Une maison de poupée

Une vision puissante de l’héroïne d’Ibsen par la marionnettiste norvégienne Yngvild Aspeli

Tout est parti, raconte-t-elle, d’un oiseau venu se cogner contre sa fenêtre. De là à penser à Nora, l’héroïne de Maison de poupée, de Henrik Ibsen, il faut avoir une âme d’artiste profondément ancrée comme Yngvild Aspeli, marionnettiste et metteure en scène inspirée. Dans la pièce, Helmer, le mari de Nora, n’appelle-t-il pas sa femme, « mon petit oiseau », « mon alouette » ? Portée par une vision forte, la pièce est déconstruite et réécrite par la jeune norvégienne qui place en introduction une scène de la pièce plus tardive révélant le secret de Nora. Rien de gratuit, encore moins de coquet dans cette initiative qui éclaire la personnalité de l’héroïne et les enjeux à venir. Cette intelligence du texte, cette intuition sous-tendent en permanence la mise en scène. Conçue comme une boite, la scénographie de François Gauthier-Lafaye dévoile un intérieur bourgeois de l’époque fin XIXe siècle. Les personnages ont la forme de marionnettes à taille humaine, que va animer leur créatrice, Yngvild Aspeli, laquelle joue Nora. Au troisième acte, Viktor Lukaswski la rejoindra, dans le rôle du mari.

La comédienne et les marionnettes

Avec sa compagnie Plexus Solaire, Yngvild Aspeli aime associer, mêler les expressions artistiques. Cette fois-ci, comédienne au milieu de personnages réduits à l’état de pantins, elle interroge le théâtre même. Toujours en scène, prêtant sa voix aux différents protagonistes, par sa double présence, l’actrice marionnettiste donne une chambre d’écho à la perception du sous-texte et questionne la psychologie des personnages, immobiles et/ou manipulés.

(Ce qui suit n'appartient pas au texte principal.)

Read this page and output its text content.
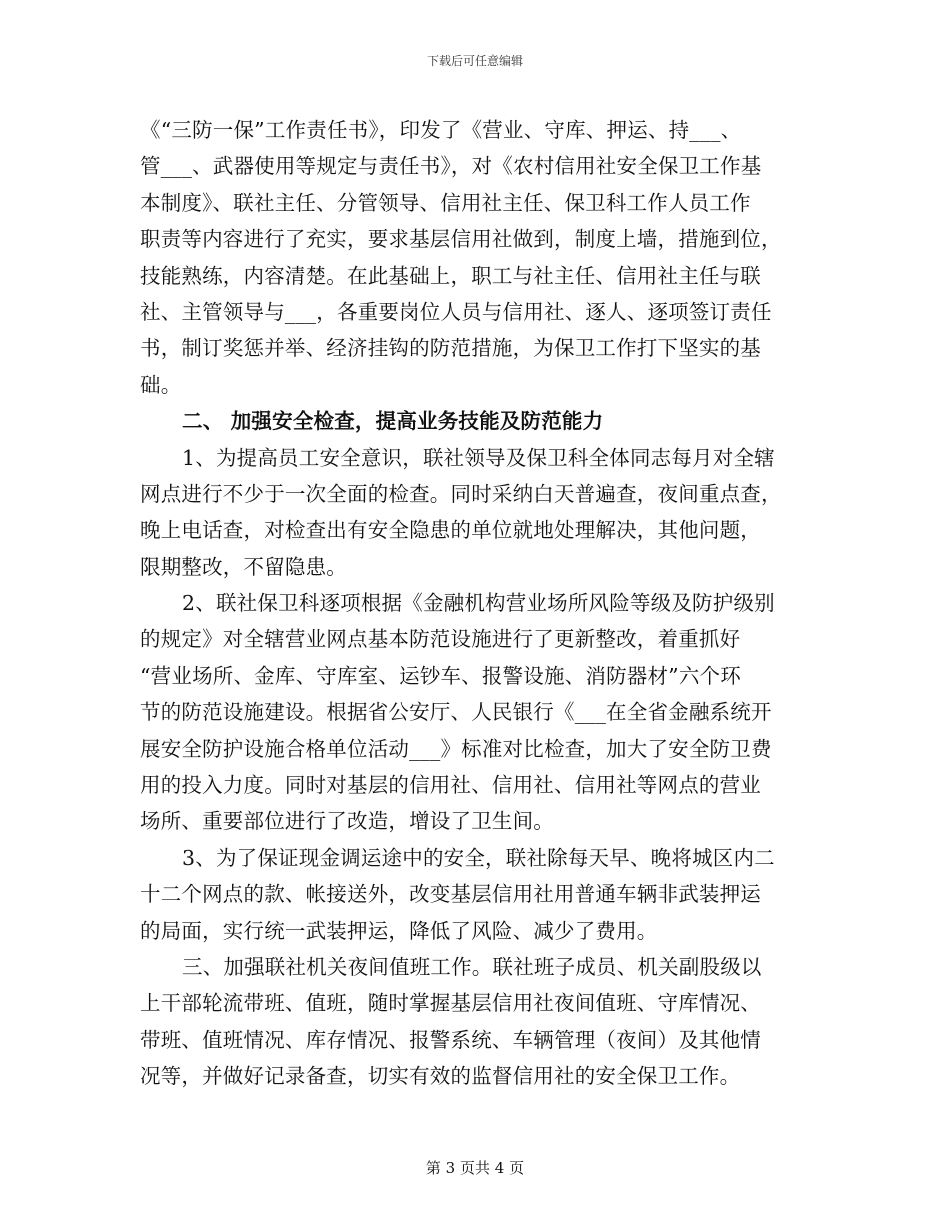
下载后可任意编辑
《“三防一保”工作责任书》，印发了《营业、守库、押运、持___、
管___、武器使用等规定与责任书》，对《农村信用社安全保卫工作基
本制度》、联社主任、分管领导、信用社主任、保卫科工作人员工作
职责等内容进行了充实，要求基层信用社做到，制度上墙，措施到位，
技能熟练，内容清楚。在此基础上，职工与社主任、信用社主任与联
社、主管领导与___，各重要岗位人员与信用社、逐人、逐项签订责任
书，制订奖惩并举、经济挂钩的防范措施，为保卫工作打下坚实的基
础。
二、 加强安全检查，提高业务技能及防范能力
1、为提高员工安全意识，联社领导及保卫科全体同志每月对全辖
网点进行不少于一次全面的检查。同时采纳白天普遍查，夜间重点查，
晚上电话查，对检查出有安全隐患的单位就地处理解决，其他问题，
限期整改，不留隐患。
2、联社保卫科逐项根据《金融机构营业场所风险等级及防护级别
的规定》对全辖营业网点基本防范设施进行了更新整改，着重抓好
“营业场所、金库、守库室、运钞车、报警设施、消防器材”六个环
节的防范设施建设。根据省公安厅、人民银行《___在全省金融系统开
展安全防护设施合格单位活动___》标准对比检查，加大了安全防卫费
用的投入力度。同时对基层的信用社、信用社、信用社等网点的营业
场所、重要部位进行了改造，增设了卫生间。
3、为了保证现金调运途中的安全，联社除每天早、晚将城区内二
十二个网点的款、帐接送外，改变基层信用社用普通车辆非武装押运
的局面，实行统一武装押运，降低了风险、减少了费用。
三、加强联社机关夜间值班工作。联社班子成员、机关副股级以
上干部轮流带班、值班，随时掌握基层信用社夜间值班、守库情况、
带班、值班情况、库存情况、报警系统、车辆管理（夜间）及其他情
况等，并做好记录备查，切实有效的监督信用社的安全保卫工作。
第 3 页共 4 页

Ainsi ce texte écrit en 1879, parmi les plus joués et connus du répertoire, résonne-t-il ici  avec une acuité et une violence inédites. Son héroïne, apparue longtemps comme une figure du féminisme avant l’heure, peu à peu assaillie de visions cauchemardesques (des araignées de plus en plus grandes) va traverser ses zones d’ombre au cours d’une tarentelle libératrice. De la conception et la réalisation des marionnettes au travail de lumière, de son et de musique, Yngvild Aspeli, associée à Paola Rizza, signe avec ce dernier spectacle une création en tous points admirable.

Une maison de poupée       * * * *

TGP, 59 bd Jules-Guesde, 93 207 Saint-Denis. Tél. 01 48 13 70 00. www.theatregerardphilipe.com Jusqu’au 16 octobre. Au Théâtre du Rond-Point, du 23 janvier au 2 février 2025. Spectacle en anglais surtitré en français.